Re-Visiting Blood Pressure Targets: What Is Low Enough?
What are the effects of blood pressure reduction on cardiovascular outcomes and death across various baseline blood pressure levels, major comorbidities, and different pharmacological interventions?
This was a systematic review and meta-analysis. All randomized controlled trials of blood pressure lowering treatment published between 1966 and 2015 were eligible for inclusion. Eligible studies fell into the following three categories: random allocation of participants to a blood pressure lowering drug or placebo; random allocation of participants to different blood pressure lowering drugs; and random allocation of participants to different blood pressure lowering targets. Data were extracted for major cardiovascular disease events, coronary heart disease, stroke, heart failure, renal failure, and all-cause mortality.
A total of 123 trials with 613,815 participants were eligible for inclusion in the meta-analysis. Every 10 mm Hg systolic blood pressure reduction significantly reduced the risk of major cardiovascular disease events (relative risk, 0.80; 95% confidence interval, 0.77-0.83), coronary heart disease (0.83, 0.78-0.88), stroke (0.73, 0.68-0.77), heart failure (0.72, 0.67-0.78), and all-cause mortality (0.87, 0.84-0.91). Beta-blockers were less efficacious than other medications for the prevention of major cardiovascular disease events (1.17, 1.11-1.24), stroke (1.24, 1.14-1.35), and renal failure (1.19, 1.05-1.34). Calcium channel blockers were superior to other classes for stroke prevention (0.90, 0.85-0.95), but were inferior to the other classes for heart failure prevention. Diuretics were superior to other classes for heart failure prevention (0.81, 0.75-0.88).

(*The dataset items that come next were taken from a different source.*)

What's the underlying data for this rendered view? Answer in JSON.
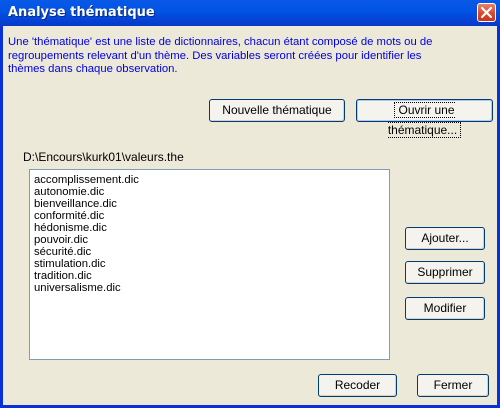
{
  "window": {
    "title": "Analyse thématique"
  },
  "description": {
    "line1": "Une 'thématique' est une liste de dictionnaires, chacun étant composé de mots ou de",
    "line2": "regroupements relevant d'un thème. Des variables seront créées pour identifier les",
    "line3": "thèmes dans chaque observation."
  },
  "buttons": {
    "new_theme": "Nouvelle thématique",
    "open_theme": "Ouvrir une thématique...",
    "add": "Ajouter...",
    "delete": "Supprimer",
    "modify": "Modifier",
    "recode": "Recoder",
    "close": "Fermer"
  },
  "file_path": "D:\\Encours\\kurk01\\valeurs.the",
  "dictionaries": [
    "accomplissement.dic",
    "autonomie.dic",
    "bienveillance.dic",
    "conformité.dic",
    "hédonisme.dic",
    "pouvoir.dic",
    "sécurité.dic",
    "stimulation.dic",
    "tradition.dic",
    "universalisme.dic"
  ],
  "icons": {
    "close": "close-icon"
  },
  "colors": {
    "title_bar": "#0055E5",
    "description_text": "#0000E0",
    "close_button": "#D9452A",
    "dialog_background": "#ECE9D8"
  }
}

Blood pressure reduction improves cardiovascular outcomes across blood pressure levels and every 10 mm Hg (to a systolic blood pressure even less than 130 mm Hg) reduction is associated with more favorable cardiovascular outcomes.
This is a valuable meta-analysis that buttresses the findings of the SPRINT trial, challenging current guidelines, which advocate for blood pressure lowering to only 140 mm Hg. The authors summarize the approach to blood pressure lowering well as they write, ‘By showing no evidence for a threshold below which blood pressure lowering ceases to work, the findings call for blood pressure lowering based on an individual’s potential net benefit from treatment rather than treatment of the risk factor to a specific target.’